Jakarta, 28 November 2025
Kementerian Kesehatan (Kemenkes) memastikan serangkaian langkah perbaikan sistem kegawatdaruratan dan tata kelola layanan kesehatan usai tragedi yang menimpa almarhumah Irene Sokoy di Papua. Menteri Kesehatan (Menkes) Budi Gunadi Sadikin menegaskan persoalan yang terjadi tidak hanya terjadi di Papua, tetapi juga di berbagai daerah lain.
“Masalah ini terjadi tidak hanya di Papua saja. Ini kebetulan yang masuk ke berita. Tapi daerah-daerah lain hal ini pun terjadi,” kata Budi pada Konferensi Pers terkait Hasil Investigasi Penolakan Pasien di Papua, Kamis (27/11) di gedung Kemenkes, Jakarta.
Budi menjelaskan salah satu akar persoalan adalah kekurangan dokter spesialis, terutama obstetri-ginekologi (obgyn) dan anestesi di wilayah luar Jawa. Kekurangan ini berdampak langsung pada pelayanan kegawatdaruratan karena tidak ada dokter pengganti ketika dokter sedang studi atau mengikuti pelatihan.
“Kekurangan dokter spesialis dalam hal ini obgyn dan anestesi itu masif terjadi di luar Jawa. Jadi kasian kejadian-kejadian ini menimpa saudara-saudara kita yang ada di luar Jawa,” ujarnya.
Untuk mengatasi masalah mendasar tersebut, Kemenkes telah membangun sistem pendidikan berbasis rumah sakit (hospital based) dan mempercepat perekrutan putra-putri daerah untuk mengikuti pendidikan dokter spesialis tersebut. Kebijakan ini sejalan dengan arahan Presiden Prabowo Subianto yang meminta penyiapan 500 rumah sakit pendidikan.
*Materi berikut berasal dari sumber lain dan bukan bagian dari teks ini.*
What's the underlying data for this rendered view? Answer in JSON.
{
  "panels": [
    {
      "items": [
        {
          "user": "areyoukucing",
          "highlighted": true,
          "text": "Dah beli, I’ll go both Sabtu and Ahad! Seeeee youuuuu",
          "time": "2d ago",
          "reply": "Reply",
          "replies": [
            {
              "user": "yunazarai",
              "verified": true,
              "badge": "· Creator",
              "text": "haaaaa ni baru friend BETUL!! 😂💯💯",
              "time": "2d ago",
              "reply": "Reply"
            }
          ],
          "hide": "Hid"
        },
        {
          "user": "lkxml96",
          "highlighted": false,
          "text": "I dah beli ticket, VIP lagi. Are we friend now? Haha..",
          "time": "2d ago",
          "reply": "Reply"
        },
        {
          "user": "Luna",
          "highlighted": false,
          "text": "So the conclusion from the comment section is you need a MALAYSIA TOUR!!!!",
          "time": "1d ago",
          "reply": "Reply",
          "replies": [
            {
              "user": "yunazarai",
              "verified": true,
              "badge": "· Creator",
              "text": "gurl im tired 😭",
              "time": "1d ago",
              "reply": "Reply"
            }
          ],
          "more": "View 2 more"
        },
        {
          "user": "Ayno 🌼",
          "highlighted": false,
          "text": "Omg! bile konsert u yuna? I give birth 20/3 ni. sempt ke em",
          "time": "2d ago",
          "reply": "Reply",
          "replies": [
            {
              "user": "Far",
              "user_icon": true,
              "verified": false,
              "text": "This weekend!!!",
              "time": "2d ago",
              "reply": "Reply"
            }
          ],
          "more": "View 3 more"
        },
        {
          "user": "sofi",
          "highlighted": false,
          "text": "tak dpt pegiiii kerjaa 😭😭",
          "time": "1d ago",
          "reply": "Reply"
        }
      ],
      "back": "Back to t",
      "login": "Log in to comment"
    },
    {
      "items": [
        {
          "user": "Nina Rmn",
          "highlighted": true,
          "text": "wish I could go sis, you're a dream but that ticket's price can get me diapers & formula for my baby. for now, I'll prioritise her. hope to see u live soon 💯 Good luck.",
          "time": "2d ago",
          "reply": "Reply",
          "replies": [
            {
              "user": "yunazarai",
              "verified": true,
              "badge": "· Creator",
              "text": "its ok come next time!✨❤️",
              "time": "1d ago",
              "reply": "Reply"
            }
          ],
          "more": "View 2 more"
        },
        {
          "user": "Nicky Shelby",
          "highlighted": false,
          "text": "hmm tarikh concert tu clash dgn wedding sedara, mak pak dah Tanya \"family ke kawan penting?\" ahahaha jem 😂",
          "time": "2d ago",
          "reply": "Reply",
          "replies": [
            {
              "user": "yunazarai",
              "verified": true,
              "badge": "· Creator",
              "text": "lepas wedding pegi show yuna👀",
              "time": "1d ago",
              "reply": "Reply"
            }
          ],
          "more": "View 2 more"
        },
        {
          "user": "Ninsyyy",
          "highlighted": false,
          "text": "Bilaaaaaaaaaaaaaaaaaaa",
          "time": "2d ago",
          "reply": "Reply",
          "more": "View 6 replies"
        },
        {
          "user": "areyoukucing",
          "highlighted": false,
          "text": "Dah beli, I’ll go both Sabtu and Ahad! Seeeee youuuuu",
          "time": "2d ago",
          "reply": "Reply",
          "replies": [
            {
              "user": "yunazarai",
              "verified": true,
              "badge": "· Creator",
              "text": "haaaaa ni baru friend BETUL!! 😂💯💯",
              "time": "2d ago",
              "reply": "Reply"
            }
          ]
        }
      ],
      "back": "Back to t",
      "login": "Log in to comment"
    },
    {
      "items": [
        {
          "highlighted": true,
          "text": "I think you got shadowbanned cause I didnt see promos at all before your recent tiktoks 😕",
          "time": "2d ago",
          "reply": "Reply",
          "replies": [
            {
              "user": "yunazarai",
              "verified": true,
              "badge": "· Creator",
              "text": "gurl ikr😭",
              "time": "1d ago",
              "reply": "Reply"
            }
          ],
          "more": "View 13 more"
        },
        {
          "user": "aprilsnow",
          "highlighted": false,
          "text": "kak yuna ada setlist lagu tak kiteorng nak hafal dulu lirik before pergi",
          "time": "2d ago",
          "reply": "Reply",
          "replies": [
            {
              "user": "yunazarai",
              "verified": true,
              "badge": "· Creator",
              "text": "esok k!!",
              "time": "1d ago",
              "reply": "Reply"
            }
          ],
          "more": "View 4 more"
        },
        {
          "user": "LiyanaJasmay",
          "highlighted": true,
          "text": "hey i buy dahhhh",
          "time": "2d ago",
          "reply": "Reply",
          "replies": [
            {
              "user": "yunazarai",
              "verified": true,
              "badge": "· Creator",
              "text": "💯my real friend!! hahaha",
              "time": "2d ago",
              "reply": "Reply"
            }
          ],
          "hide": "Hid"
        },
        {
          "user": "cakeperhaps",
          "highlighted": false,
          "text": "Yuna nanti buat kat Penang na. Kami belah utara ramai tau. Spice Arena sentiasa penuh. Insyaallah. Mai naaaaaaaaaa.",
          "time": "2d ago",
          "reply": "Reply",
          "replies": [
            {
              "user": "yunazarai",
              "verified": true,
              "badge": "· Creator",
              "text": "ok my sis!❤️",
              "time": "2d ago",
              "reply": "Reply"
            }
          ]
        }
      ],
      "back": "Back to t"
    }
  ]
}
“Putra-putri daerah agar mereka tinggal di sana, mereka pegawai di sana, nggak usah nanti pindah-pindah lagi, supaya bisa menjadi dokter spesialis di daerah asal mereka,” jelas Budi.
Selain masalah SDM, Budi menyoroti lemahnya tata kelola rumah sakit daerah. Menurutnya, banyak kepala daerah justru meminta pendampingan dari Kemenkes untuk memperbaiki manajemen rumah sakit setempat.
Ia mencontohkan kasus di Papua, di mana seluruh ruang operasi direnovasi sekaligus sehingga tidak ada ruang yang bisa digunakan. Atas hal itu, Kemenkes menugaskan RSUP Dr. Sardjito untuk mendampingi Papua dalam pembenahan layanan.
“Pak Gubernur sudah datang ke sini (Kemenkes) minta didampingi supaya rumah sakit di sana beroperasi lebih bagus. Masa sih punya ruang operasi semuanya direnovasi. Harusnya bisa bertahap. Kasian, artinya nggak bisa operasi,” kata Budi.
Ia juga menekankan pentingnya disiplin pengisian data pada sistem rujukan nasional. Budi menyebut, data yang tidak lengkap membuat dokter IGD tidak mendapat informasi mengenai ketersediaan dokter spesialis atau fasilitas di rumah sakit tujuan.
“Ini cuma disiplin mengisi data yang masih terjadi, karena tata kelola atau manajemen rumah sakitnya belum bagus,” ungkapnya.
Selain memperbaiki sistem rujukan, Kemenkes juga memperkuat koordinasi dengan Kepala Dinas Kesehatan sebagai otoritas tertinggi di daerah. Mereka diminta meningkatkan pembinaan dan pengawasan, termasuk memberikan sanksi bila rumah sakit tidak melayani pasien gawat darurat.
“Di Undang-Undang Kesehatan yang baru, sanksinya jelas bagi pimpinan rumah sakit yang tidak melayani pasien di masa kegawatdaruratan. BPJS Kesehatan pasti akan membayar, jadi tidak ada alasan bahwa itu tidak terlayani,” tegas Budi.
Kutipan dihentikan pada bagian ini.